Crimini di guerra e responsabilità politica
Olmert non si limita a criticare il piano di Rafah: accusa apertamente il governo israeliano di crimini di guerra, sia a Gaza che in Cisgiordania. “Non posso esimermi dall’accusare questo governo di essere responsabile dei crimini di guerra commessi”, dichiara, sottolineando che la responsabilità non deriva necessariamente da ordini diretti, ma da una colpevole negligenza e dalla tolleranza verso livelli di morte e devastazione inaccettabili. L’ex premier denuncia anche la violenza sistematica dei coloni israeliani contro i palestinesi in Cisgiordania, definendo queste azioni “atrocità” protette dalle stesse autorità israeliane.

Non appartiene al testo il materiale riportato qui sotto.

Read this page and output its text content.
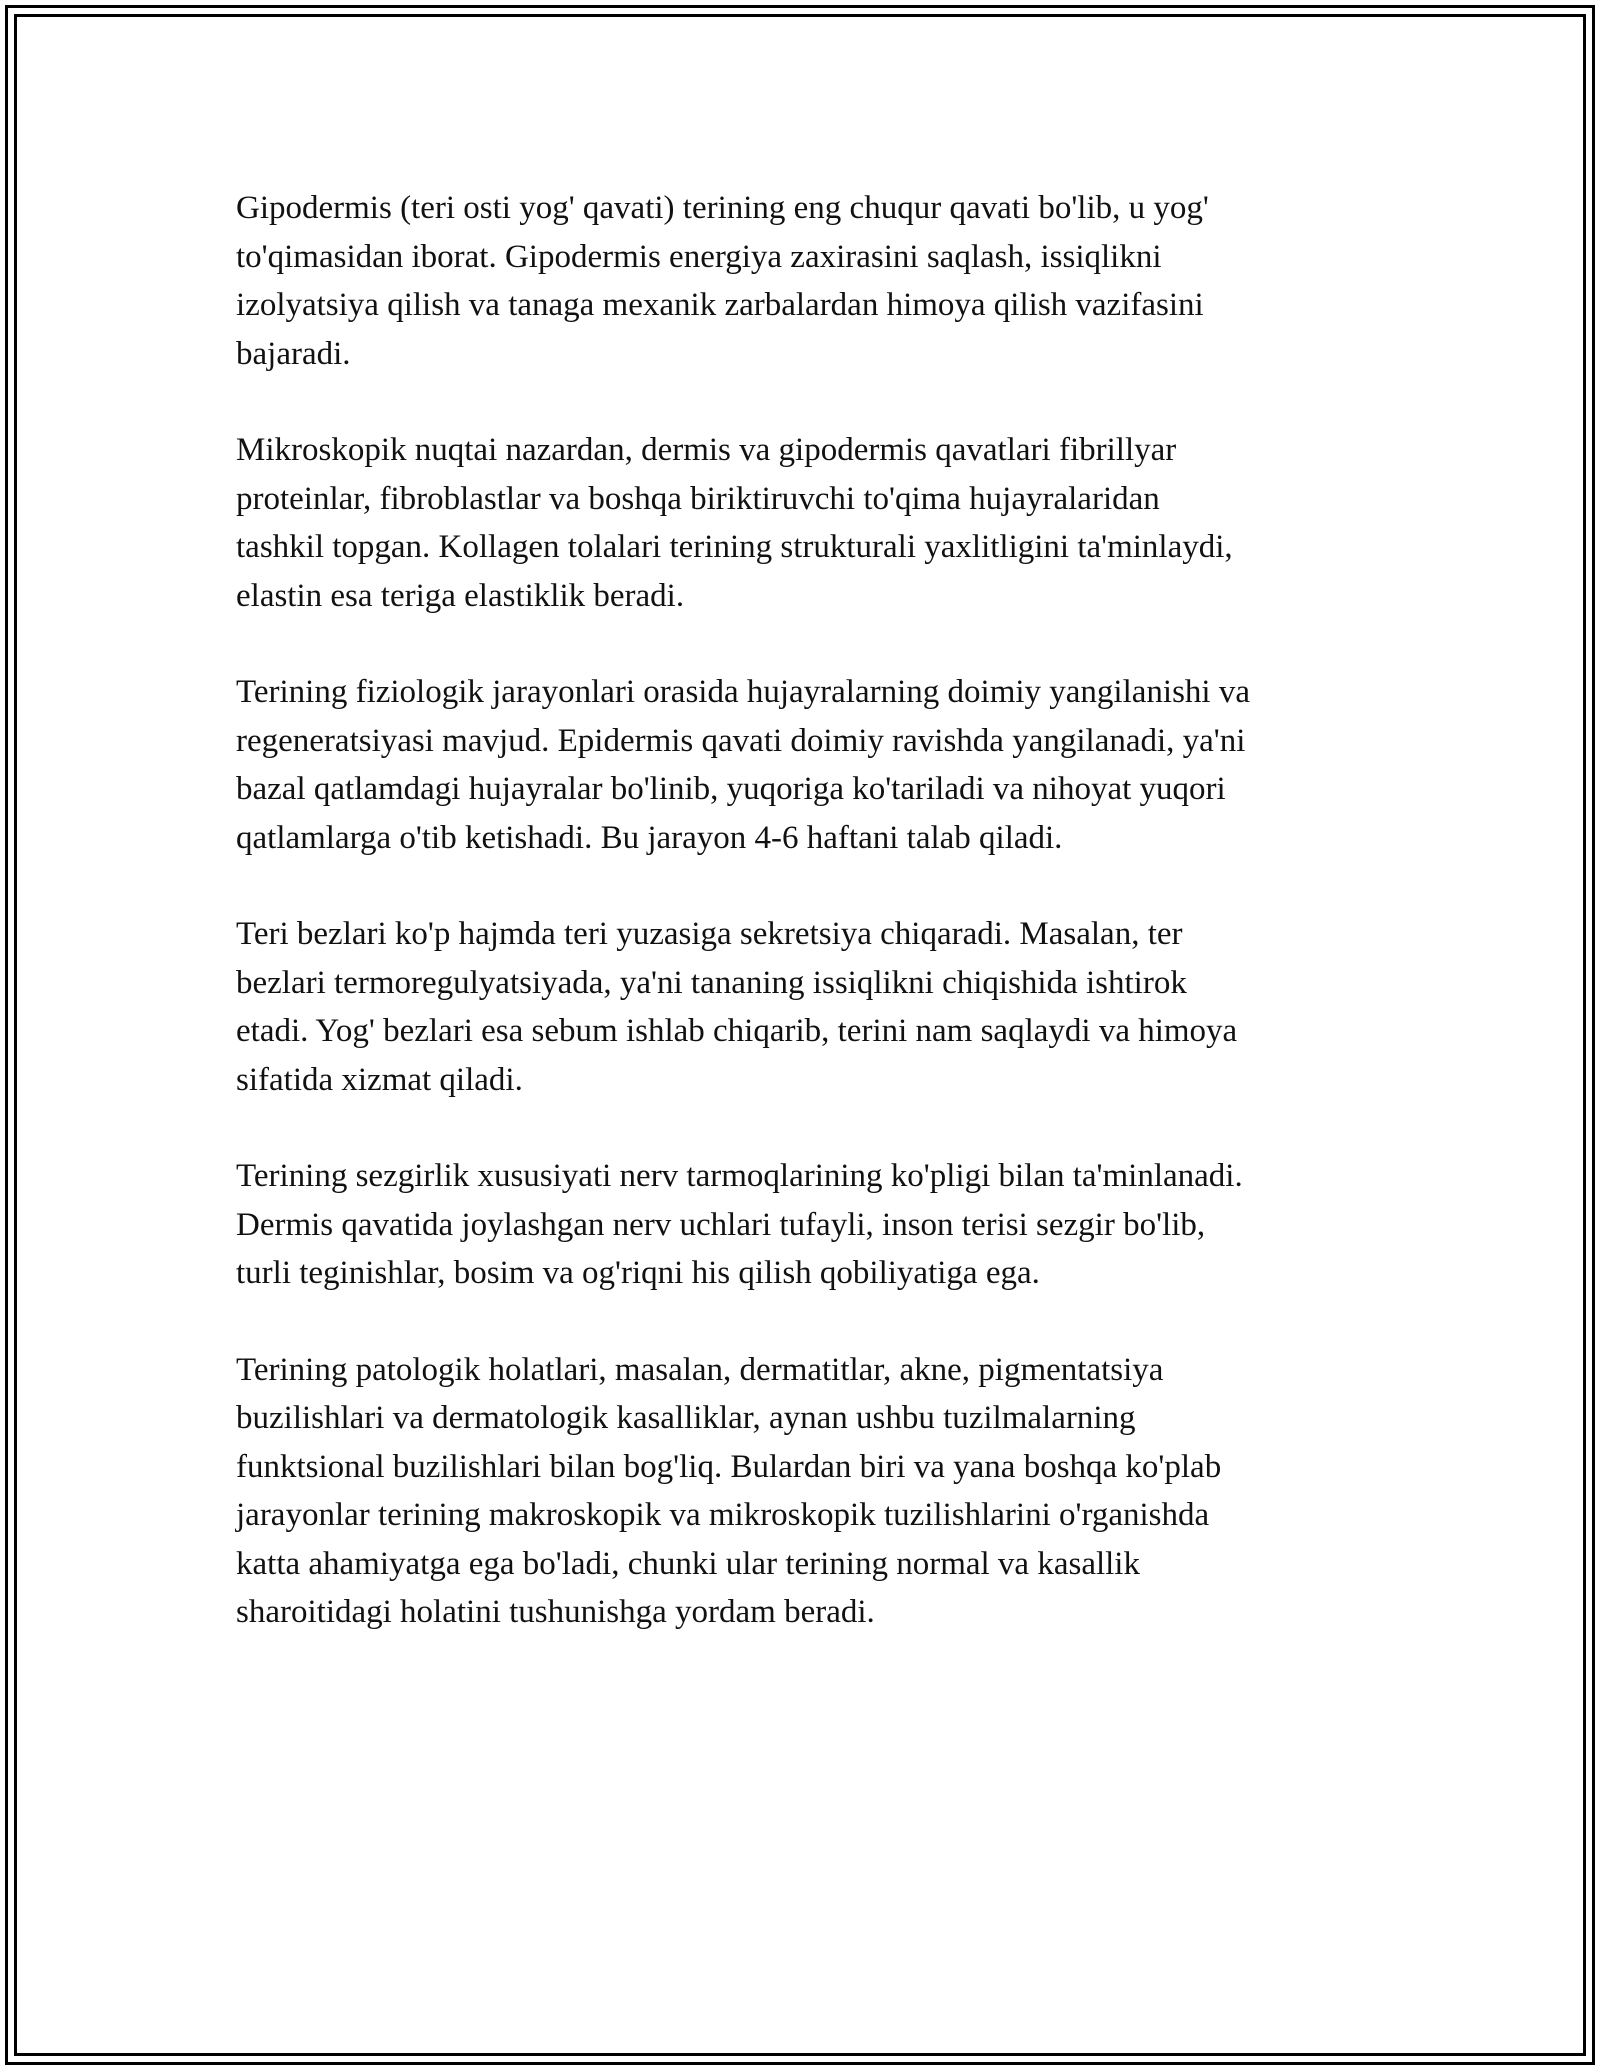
Gipodermis (teri osti yog' qavati) terining eng chuqur qavati bo'lib, u yog'
to'qimasidan iborat. Gipodermis energiya zaxirasini saqlash, issiqlikni
izolyatsiya qilish va tanaga mexanik zarbalardan himoya qilish vazifasini
bajaradi.

Mikroskopik nuqtai nazardan, dermis va gipodermis qavatlari fibrillyar
proteinlar, fibroblastlar va boshqa biriktiruvchi to'qima hujayralaridan
tashkil topgan. Kollagen tolalari terining strukturali yaxlitligini ta'minlaydi,
elastin esa teriga elastiklik beradi.

Terining fiziologik jarayonlari orasida hujayralarning doimiy yangilanishi va
regeneratsiyasi mavjud. Epidermis qavati doimiy ravishda yangilanadi, ya'ni
bazal qatlamdagi hujayralar bo'linib, yuqoriga ko'tariladi va nihoyat yuqori
qatlamlarga o'tib ketishadi. Bu jarayon 4-6 haftani talab qiladi.

Teri bezlari ko'p hajmda teri yuzasiga sekretsiya chiqaradi. Masalan, ter
bezlari termoregulyatsiyada, ya'ni tananing issiqlikni chiqishida ishtirok
etadi. Yog' bezlari esa sebum ishlab chiqarib, terini nam saqlaydi va himoya
sifatida xizmat qiladi.

Terining sezgirlik xususiyati nerv tarmoqlarining ko'pligi bilan ta'minlanadi.
Dermis qavatida joylashgan nerv uchlari tufayli, inson terisi sezgir bo'lib,
turli teginishlar, bosim va og'riqni his qilish qobiliyatiga ega.

Terining patologik holatlari, masalan, dermatitlar, akne, pigmentatsiya
buzilishlari va dermatologik kasalliklar, aynan ushbu tuzilmalarning
funktsional buzilishlari bilan bog'liq. Bulardan biri va yana boshqa ko'plab
jarayonlar terining makroskopik va mikroskopik tuzilishlarini o'rganishda
katta ahamiyatga ega bo'ladi, chunki ular terining normal va kasallik
sharoitidagi holatini tushunishga yordam beradi.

L’indignazione internazionale per un genocidio
Non è solo Olmert a lanciare l’allarme. Avvocati per i diritti umani e studiosi israeliani hanno definito il piano della cittadella “un modello per crimini contro l’umanità”, avvertendo che, se attuato, potrebbe configurare il crimine di genocidio1. L’agenzia ONU per i rifugiati palestinesi (UNRWA) ha definito il progetto “disumano”, aggiungendo che chiamarlo “umanitario” è “un insulto al concetto stesso di umanità”2. Il Guardian riporta come la comunità internazionale sia sempre più indignata di fronte a questa escalation, che rischia di trasformare Gaza, già descritta come la più grande prigione a cielo aperto del mondo, in un campo di prigionia ancora più affollato e sorvegliato.

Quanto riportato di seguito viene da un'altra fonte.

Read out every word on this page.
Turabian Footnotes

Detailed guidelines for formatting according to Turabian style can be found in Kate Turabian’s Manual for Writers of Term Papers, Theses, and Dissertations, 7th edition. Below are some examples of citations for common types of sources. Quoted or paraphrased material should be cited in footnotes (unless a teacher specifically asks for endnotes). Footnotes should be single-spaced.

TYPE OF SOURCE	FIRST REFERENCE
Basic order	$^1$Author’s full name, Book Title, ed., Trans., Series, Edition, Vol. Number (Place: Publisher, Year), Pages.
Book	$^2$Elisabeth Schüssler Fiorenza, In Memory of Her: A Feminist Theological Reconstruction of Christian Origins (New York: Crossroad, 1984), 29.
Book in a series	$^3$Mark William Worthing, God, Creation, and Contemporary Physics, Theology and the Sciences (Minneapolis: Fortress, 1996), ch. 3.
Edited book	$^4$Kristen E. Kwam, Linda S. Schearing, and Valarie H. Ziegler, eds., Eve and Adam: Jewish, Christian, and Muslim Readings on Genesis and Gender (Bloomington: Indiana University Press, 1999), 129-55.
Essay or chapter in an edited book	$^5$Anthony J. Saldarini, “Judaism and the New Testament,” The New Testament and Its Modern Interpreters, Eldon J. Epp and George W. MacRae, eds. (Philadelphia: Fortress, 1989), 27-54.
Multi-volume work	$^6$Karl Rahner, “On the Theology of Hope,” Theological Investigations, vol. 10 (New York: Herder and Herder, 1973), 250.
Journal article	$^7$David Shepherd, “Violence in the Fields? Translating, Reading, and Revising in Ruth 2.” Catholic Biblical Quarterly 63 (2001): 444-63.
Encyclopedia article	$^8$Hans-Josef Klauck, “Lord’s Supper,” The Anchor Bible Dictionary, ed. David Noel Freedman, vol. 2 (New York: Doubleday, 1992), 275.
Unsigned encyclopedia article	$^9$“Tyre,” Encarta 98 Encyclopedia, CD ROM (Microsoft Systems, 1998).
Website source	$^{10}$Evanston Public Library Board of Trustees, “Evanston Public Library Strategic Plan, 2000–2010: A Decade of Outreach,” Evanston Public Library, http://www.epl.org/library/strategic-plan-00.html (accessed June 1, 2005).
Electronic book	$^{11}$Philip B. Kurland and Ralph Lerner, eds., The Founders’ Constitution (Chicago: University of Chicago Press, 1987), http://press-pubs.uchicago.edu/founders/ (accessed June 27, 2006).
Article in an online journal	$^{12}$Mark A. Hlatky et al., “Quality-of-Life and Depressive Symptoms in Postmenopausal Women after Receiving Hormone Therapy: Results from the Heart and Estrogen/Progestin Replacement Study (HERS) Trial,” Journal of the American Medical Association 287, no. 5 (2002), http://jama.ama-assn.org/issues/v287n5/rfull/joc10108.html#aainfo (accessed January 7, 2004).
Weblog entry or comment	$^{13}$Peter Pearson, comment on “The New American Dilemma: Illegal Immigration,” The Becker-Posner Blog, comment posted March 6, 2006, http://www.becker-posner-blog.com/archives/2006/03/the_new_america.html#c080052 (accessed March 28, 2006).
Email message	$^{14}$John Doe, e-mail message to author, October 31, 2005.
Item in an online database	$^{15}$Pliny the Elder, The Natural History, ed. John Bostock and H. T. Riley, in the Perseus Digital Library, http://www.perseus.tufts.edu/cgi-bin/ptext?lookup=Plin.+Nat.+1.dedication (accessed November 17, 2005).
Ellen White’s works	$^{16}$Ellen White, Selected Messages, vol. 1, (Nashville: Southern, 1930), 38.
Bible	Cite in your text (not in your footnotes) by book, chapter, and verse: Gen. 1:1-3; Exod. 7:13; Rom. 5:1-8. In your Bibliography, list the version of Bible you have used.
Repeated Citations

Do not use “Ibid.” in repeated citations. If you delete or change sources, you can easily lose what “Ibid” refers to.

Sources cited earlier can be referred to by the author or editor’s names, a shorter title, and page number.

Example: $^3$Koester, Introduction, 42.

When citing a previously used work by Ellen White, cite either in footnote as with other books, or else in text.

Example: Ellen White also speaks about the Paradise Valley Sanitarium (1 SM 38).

Conclusioni: la distopia è già qui
Il Guardian, attraverso le testimonianze raccolte e le analisi degli esperti, denuncia senza mezzi termini la deriva distopica di un piano che, sotto la maschera della “umanità”, nasconde la realtà della segregazione, della deportazione e della negazione della dignità umana. Le parole di Olmert sono un monito: “Non c’è altra comprensione che io abbia, almeno”. Se la comunità internazionale non interverrà con decisione, la storia giudicherà duramente chi ha scelto il silenzio o la complicità di fronte a un progetto che, per la sua natura, non può essere né giustificato né tollerato.